El Doctor Edward Bloch era el médico judío de Linz que había atendido a Klara Pölzl en su terrible lucha contra esa terrible enfermedad. Muchos años más tarde, en marzo 1938, vio desde una de las ventanas de su vivienda a un Hitler triunfante, de pie en su coche y aclamado por la multitud, desfilar por sus calles de la capital austriaca el día en que culminó la anexión de Austria al III Reich de su creación. Ese mismo año, ya en sus finales, solicitó a las autoridades nazis permiso para emigrar con su familia a los Estados Unidos, cosa que le fue concedida cordialmente, sin pedirle explicaciones. El 16 de noviembre del año que estamos comentando, pocos días antes de su partida, envió al director de los Archivos Centrales del NSDAP (Partido Nacional Socialista) un sobre que contenía el libro de registro médico de 1907, que estaba en su poder, con el ruego de que fuera entregado a Adolf Hitler en persona. En la carta que acompañaba al documento médico leemos lo siguiente:
“hay una humildad que encuentro profundamente conmovedora. Escribo “humildad”, que es, por supuesto, diferente de cobardía, igual que la confianza difiere de la arrogancia. El gran historiador Jacob Burckhardt escribió que la humildad era algo de lo que carecía el mundo antiguo; era una virtud introducida en nuestro mundo por la cristiandad. ¿Era Hitler capaz de ser humilde? Seguro que no. Excepto que en aquella ocasión de la noche buena de 1907, cuando se inclinó profundamente ante este modesto doctor judío dándole las gracias por lo que había hecho por su madre.” John Lukacs. El Hitler de la Historia. Juicio a los biógrafos de Hitler. Turner Publicaciones, S.L. C/ Rafael Calvo, 42. 28010 Madrid).
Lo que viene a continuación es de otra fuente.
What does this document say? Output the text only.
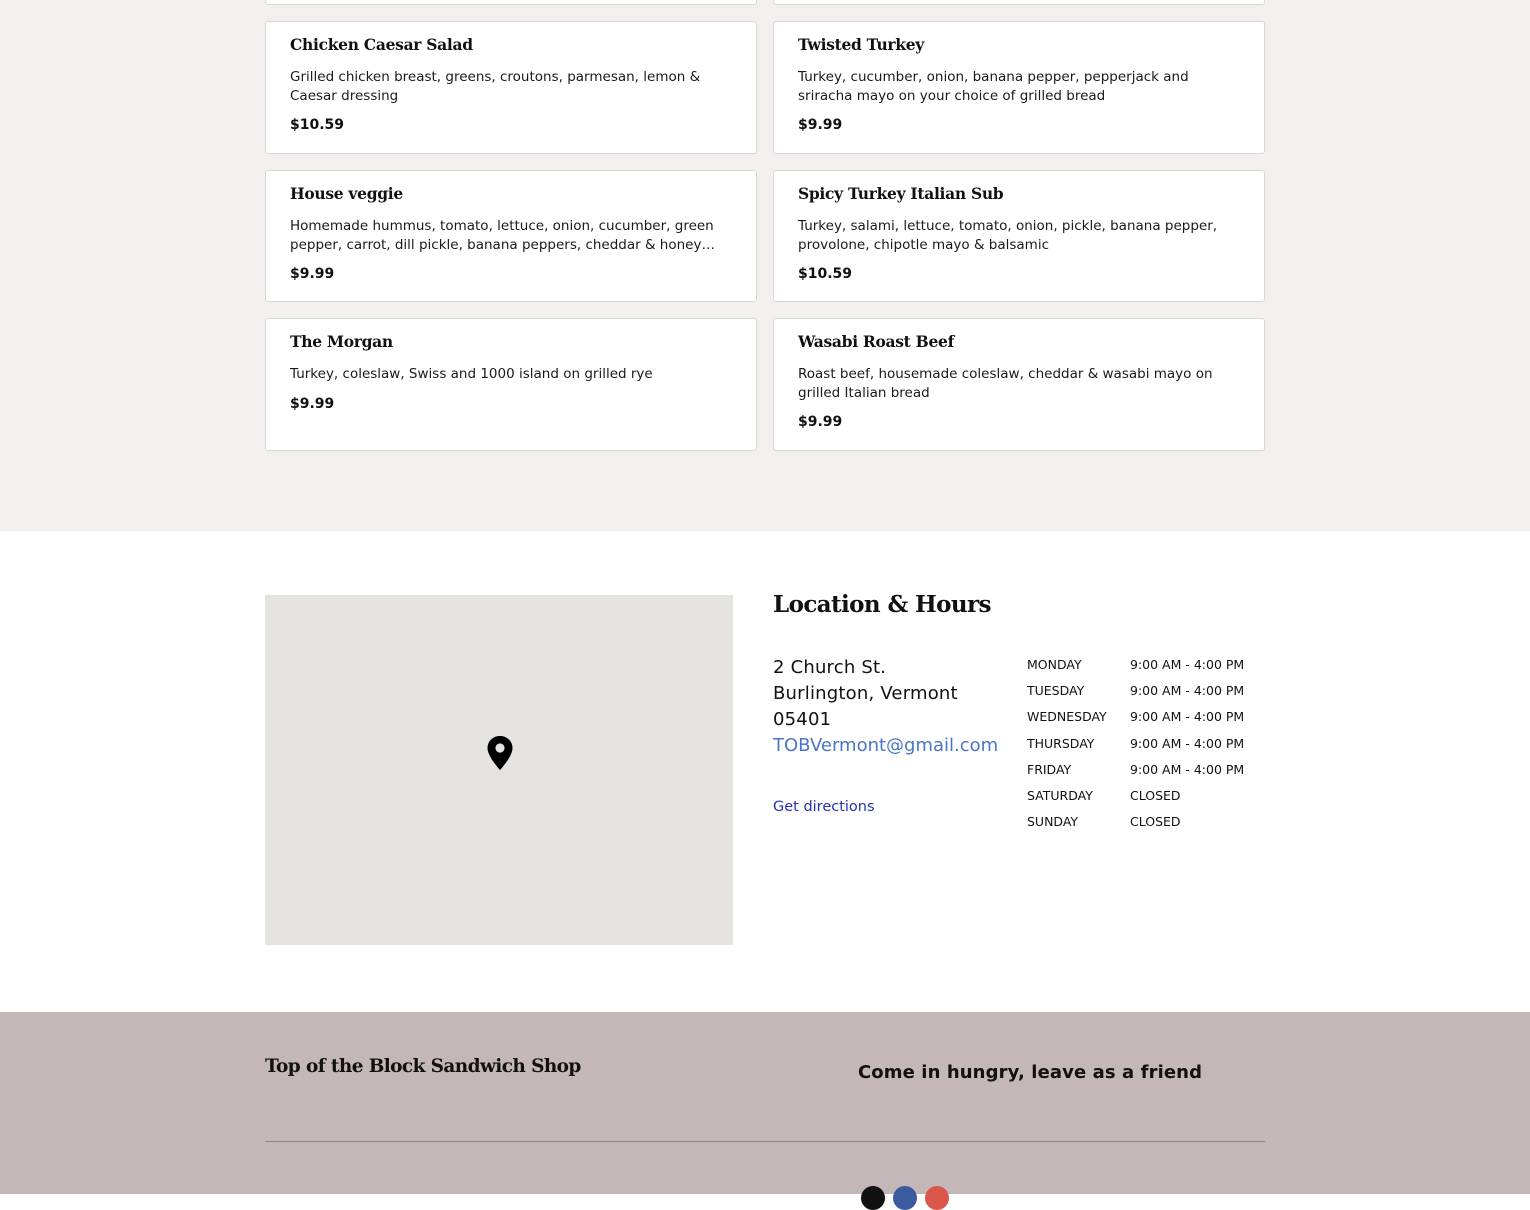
Chicken Caesar Salad
Grilled chicken breast, greens, croutons, parmesan, lemon & Caesar dressing
$10.59
Twisted Turkey
Turkey, cucumber, onion, banana pepper, pepperjack and sriracha mayo on your choice of grilled bread
$9.99
House veggie
Homemade hummus, tomato, lettuce, onion, cucumber, green pepper, carrot, dill pickle, banana peppers, cheddar & honey…
$9.99
Spicy Turkey Italian Sub
Turkey, salami, lettuce, tomato, onion, pickle, banana pepper, provolone, chipotle mayo & balsamic
$10.59
The Morgan
Turkey, coleslaw, Swiss and 1000 island on grilled rye
$9.99
Wasabi Roast Beef
Roast beef, housemade coleslaw, cheddar & wasabi mayo on grilled Italian bread
$9.99
Location & Hours
2 Church St.
Burlington, Vermont
05401
TOBVermont@gmail.com
Get directions
MONDAY	9:00 AM - 4:00 PM
TUESDAY	9:00 AM - 4:00 PM
WEDNESDAY 9:00 AM - 4:00 PM
THURSDAY	9:00 AM - 4:00 PM
FRIDAY	9:00 AM - 4:00 PM
SATURDAY	CLOSED
SUNDAY	CLOSED
Top of the Block Sandwich Shop	Come in hungry, leave as a friend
El drama que vengo de narrar le privaba del único ser que había amado sin condiciones, y ponía término al largo período de parásito hogareño que había ejercido sin vergüenza desde la muerte de su padre. También le cerraba las puertas de aquella casa que había sido en todo momento su único refugio y protección contra el despiadado mundo que no le permitía vivir sus estrambóticos sueños. Él, en su libro pasa de puntillas sobre esa época y, como no podía ser de otra manera habla del mundo hostil que lo amenazaba; curiosamente no menciona para nada a la hermana de su madre, la tía Johanna que había sufragado los gastos médicos de Klara y los más de novecientos Kronen del préstamo que él le adeudaba; tampoco menciona la ayuda económica que le seguía dando sin titubear. Pero tal cosa se comprende perfectamente: en Mein Kampf Hitler canta sin pudor una loa permanente a sí mismo, pero no habla de cosas que perturben la imagen que quiere proyectar.